Friedrich Nietzsche melihat ini dan hatinya miris. Ia bukan orang yang benci agama. Justru karena peduli, ia berani mengatakan hal yang tidak berani dikatakan oleh para pendeta sekalipun. Para pendeta mungkin akan berkata dengan lembut, “Ayo perkuat imanmu.”

Tapi Nietzsche tahu bahwa kata-kata lembut sudah tidak mempan. Maka ia berteriak, “Tuhan sudah mati!” Bukan karena ia senang, tapi karena ia ingin orang-orang tersentak, terbangun, dan bertanya kepada diri mereka sendiri, “Apakah aku masih benar-benar beriman, atau aku hanya sedang menjalankan rutinitas kosong?”

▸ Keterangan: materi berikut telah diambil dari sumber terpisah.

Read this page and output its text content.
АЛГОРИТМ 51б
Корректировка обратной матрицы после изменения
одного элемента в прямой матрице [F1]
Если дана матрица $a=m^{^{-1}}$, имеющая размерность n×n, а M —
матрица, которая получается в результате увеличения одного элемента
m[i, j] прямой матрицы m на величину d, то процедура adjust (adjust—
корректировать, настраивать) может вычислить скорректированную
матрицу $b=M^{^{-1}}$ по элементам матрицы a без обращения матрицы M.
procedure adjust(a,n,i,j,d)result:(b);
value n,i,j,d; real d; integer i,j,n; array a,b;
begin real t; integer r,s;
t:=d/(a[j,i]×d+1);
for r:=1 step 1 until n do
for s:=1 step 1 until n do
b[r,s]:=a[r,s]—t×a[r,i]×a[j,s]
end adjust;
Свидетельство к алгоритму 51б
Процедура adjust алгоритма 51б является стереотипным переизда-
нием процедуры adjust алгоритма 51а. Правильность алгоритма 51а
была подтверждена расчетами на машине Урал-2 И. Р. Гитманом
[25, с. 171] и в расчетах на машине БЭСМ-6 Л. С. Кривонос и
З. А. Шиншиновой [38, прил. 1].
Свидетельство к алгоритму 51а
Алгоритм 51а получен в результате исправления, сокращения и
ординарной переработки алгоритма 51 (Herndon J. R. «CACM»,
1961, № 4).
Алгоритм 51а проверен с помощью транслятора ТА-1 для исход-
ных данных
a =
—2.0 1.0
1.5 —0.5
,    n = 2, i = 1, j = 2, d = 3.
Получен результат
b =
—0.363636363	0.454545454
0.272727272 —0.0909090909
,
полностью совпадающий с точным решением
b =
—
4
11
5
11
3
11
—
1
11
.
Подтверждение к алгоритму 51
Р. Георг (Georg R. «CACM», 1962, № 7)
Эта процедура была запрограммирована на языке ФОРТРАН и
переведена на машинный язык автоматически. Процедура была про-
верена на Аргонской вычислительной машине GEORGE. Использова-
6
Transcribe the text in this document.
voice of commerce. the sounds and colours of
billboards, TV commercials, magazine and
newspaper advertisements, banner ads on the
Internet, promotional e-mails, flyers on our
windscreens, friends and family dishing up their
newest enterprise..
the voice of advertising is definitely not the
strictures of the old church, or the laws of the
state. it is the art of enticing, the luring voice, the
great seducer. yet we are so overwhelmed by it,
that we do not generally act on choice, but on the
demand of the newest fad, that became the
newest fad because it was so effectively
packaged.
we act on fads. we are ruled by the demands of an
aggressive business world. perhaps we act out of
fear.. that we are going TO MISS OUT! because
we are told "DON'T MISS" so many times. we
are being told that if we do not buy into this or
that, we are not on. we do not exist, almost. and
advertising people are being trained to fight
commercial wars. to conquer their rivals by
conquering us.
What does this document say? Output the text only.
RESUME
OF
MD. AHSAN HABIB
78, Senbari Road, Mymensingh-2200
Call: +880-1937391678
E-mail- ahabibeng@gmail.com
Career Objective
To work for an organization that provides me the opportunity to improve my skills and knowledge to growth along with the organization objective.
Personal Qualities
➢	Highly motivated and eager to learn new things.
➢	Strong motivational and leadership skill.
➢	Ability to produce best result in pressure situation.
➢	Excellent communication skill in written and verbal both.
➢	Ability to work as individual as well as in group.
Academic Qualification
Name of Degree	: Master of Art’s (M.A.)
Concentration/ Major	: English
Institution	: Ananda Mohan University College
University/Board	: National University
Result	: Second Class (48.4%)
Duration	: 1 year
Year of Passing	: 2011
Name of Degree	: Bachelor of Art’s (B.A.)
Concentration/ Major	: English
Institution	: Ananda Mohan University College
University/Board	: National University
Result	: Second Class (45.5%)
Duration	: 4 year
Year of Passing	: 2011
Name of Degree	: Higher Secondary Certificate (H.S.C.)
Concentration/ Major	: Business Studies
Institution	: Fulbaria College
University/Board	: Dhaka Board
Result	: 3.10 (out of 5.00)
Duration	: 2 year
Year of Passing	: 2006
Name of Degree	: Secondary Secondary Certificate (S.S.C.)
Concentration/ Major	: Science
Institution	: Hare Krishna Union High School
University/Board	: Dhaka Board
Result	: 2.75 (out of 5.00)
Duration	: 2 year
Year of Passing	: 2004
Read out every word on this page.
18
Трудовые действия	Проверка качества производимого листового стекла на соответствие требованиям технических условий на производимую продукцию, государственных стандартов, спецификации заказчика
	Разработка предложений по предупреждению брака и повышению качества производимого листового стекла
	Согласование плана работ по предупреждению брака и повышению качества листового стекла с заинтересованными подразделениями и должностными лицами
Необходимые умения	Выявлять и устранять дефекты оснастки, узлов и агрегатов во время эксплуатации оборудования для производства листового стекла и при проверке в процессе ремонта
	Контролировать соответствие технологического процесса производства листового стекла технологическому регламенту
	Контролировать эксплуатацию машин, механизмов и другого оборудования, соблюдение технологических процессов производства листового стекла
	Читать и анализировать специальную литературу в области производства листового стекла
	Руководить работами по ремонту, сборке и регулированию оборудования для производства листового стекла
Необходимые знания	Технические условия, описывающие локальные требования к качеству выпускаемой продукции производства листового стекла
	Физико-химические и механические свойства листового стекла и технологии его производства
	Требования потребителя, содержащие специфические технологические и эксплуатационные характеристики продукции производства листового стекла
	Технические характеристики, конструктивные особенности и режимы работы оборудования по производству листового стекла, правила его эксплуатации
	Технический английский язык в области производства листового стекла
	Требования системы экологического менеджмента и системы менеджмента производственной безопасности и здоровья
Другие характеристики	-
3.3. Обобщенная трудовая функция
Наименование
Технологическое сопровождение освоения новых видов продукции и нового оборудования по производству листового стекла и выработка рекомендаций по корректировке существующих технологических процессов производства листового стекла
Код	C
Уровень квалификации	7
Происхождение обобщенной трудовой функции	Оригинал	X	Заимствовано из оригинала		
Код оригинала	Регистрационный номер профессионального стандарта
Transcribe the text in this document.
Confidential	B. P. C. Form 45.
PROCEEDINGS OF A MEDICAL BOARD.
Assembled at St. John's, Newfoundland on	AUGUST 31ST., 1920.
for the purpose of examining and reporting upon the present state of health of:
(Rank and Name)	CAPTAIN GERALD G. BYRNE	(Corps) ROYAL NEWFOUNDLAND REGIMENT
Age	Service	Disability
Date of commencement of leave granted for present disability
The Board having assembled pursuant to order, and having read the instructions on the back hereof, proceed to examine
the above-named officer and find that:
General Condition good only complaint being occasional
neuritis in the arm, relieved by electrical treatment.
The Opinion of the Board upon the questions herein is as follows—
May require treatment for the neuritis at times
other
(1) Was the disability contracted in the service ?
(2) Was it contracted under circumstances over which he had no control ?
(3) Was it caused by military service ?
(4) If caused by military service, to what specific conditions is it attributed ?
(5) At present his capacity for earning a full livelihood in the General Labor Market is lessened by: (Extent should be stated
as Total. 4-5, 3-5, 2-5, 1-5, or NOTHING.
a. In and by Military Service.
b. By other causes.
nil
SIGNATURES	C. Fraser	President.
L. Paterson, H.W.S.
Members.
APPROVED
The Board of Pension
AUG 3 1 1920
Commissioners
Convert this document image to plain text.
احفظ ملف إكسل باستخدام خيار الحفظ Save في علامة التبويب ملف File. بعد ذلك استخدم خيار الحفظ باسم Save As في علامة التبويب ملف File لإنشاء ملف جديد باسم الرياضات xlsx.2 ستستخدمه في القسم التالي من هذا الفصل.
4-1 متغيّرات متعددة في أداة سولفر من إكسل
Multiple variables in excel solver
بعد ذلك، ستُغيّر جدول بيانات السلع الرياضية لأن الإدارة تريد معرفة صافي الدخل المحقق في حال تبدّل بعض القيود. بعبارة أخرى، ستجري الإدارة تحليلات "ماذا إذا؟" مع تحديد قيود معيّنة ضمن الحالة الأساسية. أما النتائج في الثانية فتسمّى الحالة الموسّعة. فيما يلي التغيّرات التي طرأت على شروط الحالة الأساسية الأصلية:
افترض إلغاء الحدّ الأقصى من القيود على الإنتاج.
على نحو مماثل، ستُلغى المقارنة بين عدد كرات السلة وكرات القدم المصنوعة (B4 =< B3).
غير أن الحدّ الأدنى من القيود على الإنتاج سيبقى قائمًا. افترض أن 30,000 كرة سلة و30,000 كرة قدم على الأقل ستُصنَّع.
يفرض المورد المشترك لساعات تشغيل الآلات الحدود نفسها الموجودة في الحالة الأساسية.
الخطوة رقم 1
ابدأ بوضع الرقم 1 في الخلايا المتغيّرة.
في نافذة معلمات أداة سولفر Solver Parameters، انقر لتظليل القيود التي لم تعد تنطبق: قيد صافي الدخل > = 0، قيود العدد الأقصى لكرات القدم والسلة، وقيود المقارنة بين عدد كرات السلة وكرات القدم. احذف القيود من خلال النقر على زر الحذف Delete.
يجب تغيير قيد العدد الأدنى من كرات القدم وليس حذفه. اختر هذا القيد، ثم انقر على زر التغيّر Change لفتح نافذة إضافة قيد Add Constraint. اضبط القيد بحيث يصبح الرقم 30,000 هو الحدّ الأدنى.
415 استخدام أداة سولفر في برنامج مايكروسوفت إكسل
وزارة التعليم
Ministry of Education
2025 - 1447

Pada akhirnya, yang ingin disampaikan oleh Friedrich Nietzsche adalah sebuah tanggung jawab besar kepada setiap manusia. Karena jika Tuhan sudah mati dalam kepercayaan mereka, maka tidak ada lagi yang bisa diandalkan kecuali diri mereka sendiri. Mereka tidak bisa lagi berlindung di balik kata “itu sudah tradisi” atau “semua orang juga begitu”. Mereka harus berani jujur kepada diri sendiri: apakah mereka masih punya iman yang hidup, atau selama ini hanya pura-pura?

Jika masih punya iman, maka hidupkanlah iman itu sehingga setiap kebaikan yang dilakukan kembali bermakna. Jika iman itu sudah benar-benar mati, maka jangan pura-pura hidup seperti dulu, karena itu hanya akan membuat hidup menjadi lebih hampa. Lebih baik jujur mengakui bahwa iman sudah mati, lalu dengan keberanian membangun nilai sendiri dari nol, daripada terus hidup dalam kepalsuan yang perlahan-lahan membunuh jiwa.